Document created by analog-archivist on Feb 23, 2016
Version 1Show Document

### Q

We have a customer who would like to know how does the Gain Calibration
Register influences the conversion results in AD7730. He want to get the
calculation formula.

### A

In unipolar mode, the relationship is
Data = [(0.75 × VIN × Gain/VREF) × (2**23) – (Offset_Reg – 0x800000)] ×
Full_Scale_Reg/0x400000 × 2

In bipolar mode, the relationship is
Data = [(0.75 × VIN × PGA_Gain/VREF) × (2**23) – (Offset_Reg – 0x800000)] ×
Full_Scale_Reg/0x400000 + 0x800000

Where
Data = digital conversion
Gain = PGA gain setting
VREF = reference voltage
Offset_Reg = value contained in the offset register
Full_Scale_Reg = value contained in the full-scale register
The nominal values of Offset_Reg is 0x800000 and of
Full_Scale_Reg is 0x555555.
The 0.75 number will vary slightly from part to part because of
manufacturing tolerances.

1 LSB of the offset register is equivalent to approximately 1.3 LSB of the data
register, assuming the nominal full-scale coefficients are present. The exact
value varies slightly from part to part, and the ratio changes if the
full-scale register coefficients are modified.
The exact ratio can be derived by dividing the value in the full-scale register
by 0x400000. This gives a value close to 1.33 with the nominal full-scale
coefficient of 0x555555. But if the full-scale register is modified by the
user, the ratio changes. This occurs since the offset removal is performed
before the gain scaling when the ADC is adjusting the converter output.
The full-scale register can be interpreted as a multiplication factor, whose
value equals (full-scale coefficient/0x400000.) Since the scaling is done after
the offset register is removed, the relative weight of an offset register LSB
is different to a data register LSB.
The nominal value of 1.3 for the gain scaling is because the input signal is
attenuated by 3/4 as part of the ADC conversion. A 4/3 scaling is then required
to digitally compensate for this. (This is normally transparent to the user;
it’s only when manipulating calibration values that this can become apparent.)
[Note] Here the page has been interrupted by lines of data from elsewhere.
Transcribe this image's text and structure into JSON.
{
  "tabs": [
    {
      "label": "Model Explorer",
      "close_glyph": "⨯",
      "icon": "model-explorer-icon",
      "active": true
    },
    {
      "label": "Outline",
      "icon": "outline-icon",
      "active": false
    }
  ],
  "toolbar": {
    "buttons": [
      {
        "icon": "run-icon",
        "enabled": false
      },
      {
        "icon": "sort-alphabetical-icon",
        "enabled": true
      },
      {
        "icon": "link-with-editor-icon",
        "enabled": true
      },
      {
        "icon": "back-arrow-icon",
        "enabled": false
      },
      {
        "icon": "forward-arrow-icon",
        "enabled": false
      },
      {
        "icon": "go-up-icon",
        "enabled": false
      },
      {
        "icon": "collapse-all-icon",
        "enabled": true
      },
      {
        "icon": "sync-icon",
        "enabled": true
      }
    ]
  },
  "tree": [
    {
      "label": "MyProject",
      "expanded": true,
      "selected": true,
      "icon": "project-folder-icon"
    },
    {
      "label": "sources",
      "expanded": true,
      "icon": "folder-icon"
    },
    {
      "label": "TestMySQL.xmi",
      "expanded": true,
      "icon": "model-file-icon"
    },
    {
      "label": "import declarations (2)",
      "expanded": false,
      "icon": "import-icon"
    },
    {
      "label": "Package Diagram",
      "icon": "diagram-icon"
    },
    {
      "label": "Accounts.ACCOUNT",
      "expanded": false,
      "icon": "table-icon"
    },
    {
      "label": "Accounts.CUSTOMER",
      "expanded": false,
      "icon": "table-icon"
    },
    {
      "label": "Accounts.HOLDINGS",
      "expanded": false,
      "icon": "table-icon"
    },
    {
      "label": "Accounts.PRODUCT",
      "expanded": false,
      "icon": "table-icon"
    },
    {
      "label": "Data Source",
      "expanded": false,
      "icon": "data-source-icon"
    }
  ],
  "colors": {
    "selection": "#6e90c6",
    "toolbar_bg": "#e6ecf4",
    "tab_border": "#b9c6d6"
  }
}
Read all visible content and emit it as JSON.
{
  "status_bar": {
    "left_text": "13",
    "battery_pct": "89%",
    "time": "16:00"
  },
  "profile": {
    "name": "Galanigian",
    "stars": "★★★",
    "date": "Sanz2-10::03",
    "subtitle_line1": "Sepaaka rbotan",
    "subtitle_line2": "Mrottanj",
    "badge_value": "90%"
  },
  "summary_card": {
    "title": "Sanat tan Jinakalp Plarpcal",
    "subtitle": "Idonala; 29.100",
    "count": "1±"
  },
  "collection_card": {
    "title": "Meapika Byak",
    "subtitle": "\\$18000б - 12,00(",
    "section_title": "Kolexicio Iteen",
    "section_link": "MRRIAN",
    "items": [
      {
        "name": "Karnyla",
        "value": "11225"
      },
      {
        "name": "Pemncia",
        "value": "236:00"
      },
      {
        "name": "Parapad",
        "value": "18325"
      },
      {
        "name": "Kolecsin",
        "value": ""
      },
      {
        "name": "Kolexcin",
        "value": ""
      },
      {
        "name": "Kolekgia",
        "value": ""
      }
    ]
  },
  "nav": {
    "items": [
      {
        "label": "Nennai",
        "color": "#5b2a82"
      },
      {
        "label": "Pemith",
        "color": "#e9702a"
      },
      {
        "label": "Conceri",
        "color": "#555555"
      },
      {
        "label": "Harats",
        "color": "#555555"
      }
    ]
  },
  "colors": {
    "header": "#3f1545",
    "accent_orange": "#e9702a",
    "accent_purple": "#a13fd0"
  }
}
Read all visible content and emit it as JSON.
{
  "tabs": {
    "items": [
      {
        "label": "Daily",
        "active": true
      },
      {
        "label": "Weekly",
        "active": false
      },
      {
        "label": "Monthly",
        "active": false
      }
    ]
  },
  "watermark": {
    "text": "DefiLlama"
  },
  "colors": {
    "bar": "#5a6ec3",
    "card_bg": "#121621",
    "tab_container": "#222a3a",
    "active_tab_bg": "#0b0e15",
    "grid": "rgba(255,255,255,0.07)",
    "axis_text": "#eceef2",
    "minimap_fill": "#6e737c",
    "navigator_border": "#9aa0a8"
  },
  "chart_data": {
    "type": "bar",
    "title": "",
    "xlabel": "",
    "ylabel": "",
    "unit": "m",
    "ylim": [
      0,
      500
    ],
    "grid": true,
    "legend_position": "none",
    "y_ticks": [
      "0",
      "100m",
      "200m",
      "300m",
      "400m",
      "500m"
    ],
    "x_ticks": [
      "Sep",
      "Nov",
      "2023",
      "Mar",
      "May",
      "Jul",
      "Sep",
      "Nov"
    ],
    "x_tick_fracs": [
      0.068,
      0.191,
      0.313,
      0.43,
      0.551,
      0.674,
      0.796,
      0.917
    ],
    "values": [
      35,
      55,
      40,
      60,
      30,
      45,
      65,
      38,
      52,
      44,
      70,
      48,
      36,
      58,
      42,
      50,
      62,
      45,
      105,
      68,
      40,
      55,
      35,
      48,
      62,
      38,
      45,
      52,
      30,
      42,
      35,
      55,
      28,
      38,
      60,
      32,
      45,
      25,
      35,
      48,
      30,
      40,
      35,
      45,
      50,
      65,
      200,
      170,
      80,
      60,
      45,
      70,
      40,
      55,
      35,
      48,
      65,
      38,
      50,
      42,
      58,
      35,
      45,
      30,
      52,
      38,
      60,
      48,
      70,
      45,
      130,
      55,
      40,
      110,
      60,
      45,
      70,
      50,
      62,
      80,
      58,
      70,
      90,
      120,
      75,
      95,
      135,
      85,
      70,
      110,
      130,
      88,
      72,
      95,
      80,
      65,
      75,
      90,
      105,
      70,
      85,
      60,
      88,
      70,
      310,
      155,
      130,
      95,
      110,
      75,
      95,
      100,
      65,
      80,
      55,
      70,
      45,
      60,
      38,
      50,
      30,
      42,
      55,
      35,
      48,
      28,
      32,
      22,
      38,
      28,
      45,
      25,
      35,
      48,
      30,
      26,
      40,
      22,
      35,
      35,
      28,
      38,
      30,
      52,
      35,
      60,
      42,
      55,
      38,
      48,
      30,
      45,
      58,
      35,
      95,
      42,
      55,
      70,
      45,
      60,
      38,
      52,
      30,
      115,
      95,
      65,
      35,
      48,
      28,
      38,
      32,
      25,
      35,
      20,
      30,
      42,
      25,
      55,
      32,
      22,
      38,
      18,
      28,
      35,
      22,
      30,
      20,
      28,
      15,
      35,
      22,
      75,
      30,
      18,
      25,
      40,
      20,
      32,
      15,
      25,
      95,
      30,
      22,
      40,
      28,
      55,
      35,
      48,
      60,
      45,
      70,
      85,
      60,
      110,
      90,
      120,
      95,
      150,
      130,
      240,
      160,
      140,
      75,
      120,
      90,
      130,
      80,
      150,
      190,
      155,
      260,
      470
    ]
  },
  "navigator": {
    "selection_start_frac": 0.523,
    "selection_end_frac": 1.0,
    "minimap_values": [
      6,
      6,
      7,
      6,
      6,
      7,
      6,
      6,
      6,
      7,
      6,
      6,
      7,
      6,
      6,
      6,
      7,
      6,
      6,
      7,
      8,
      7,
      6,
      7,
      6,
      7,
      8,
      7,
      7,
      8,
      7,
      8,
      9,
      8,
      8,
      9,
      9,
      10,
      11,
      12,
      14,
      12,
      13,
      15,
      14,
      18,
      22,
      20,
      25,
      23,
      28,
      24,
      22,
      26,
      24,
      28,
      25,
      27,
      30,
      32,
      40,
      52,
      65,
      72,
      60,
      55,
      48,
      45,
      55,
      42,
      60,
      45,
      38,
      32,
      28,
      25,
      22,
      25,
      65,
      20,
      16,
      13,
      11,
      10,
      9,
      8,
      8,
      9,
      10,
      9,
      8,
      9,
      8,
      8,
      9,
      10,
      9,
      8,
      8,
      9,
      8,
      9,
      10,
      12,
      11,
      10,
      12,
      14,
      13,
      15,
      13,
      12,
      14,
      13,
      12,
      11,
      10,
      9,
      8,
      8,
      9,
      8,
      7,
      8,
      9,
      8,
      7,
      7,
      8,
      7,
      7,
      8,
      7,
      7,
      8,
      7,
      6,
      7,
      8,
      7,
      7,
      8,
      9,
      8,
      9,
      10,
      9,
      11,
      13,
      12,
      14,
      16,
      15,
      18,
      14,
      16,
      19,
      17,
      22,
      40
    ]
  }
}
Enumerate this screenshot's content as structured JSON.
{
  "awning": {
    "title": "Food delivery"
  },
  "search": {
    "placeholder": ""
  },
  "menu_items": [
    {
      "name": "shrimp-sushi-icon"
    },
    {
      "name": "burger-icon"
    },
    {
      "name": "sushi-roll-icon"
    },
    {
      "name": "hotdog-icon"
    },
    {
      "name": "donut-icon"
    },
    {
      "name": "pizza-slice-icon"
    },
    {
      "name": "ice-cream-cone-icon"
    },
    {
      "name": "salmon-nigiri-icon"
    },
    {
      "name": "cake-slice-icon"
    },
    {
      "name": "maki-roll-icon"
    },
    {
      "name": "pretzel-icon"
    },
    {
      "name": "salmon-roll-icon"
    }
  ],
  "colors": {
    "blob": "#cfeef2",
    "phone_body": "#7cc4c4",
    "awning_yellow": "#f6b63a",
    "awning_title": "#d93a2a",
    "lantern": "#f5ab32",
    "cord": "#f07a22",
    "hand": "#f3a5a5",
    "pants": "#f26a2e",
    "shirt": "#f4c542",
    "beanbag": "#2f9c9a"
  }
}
The signal flow can be viewed as
[Input Signal] -> [PGA] -> [Attenuation by 0.75] -> [ADC Conversion] ->
[Subtract Offset] -> [Scale by FS/0x400000] -> [Data Register]

If the system offset calibration is done using the ADC’s system zero-scale
calibration mode with the systems zero-scale point applied as input voltage,
then this scaling factor does not need to be accounted for, since the ADC
calibration routine will write the correct value into the offset register. It’s
only if calibrations are done using regular conversions (that is, a result is
written into the data register) that a scaling factor is required before
writing into the offset register.

For the full-scale coefficient or full-scale calibrations, it is a simple
scaling coefficient, so to increase the gain of the ADC by 10%, the full-scale
coefficient needs to be increased by 10%.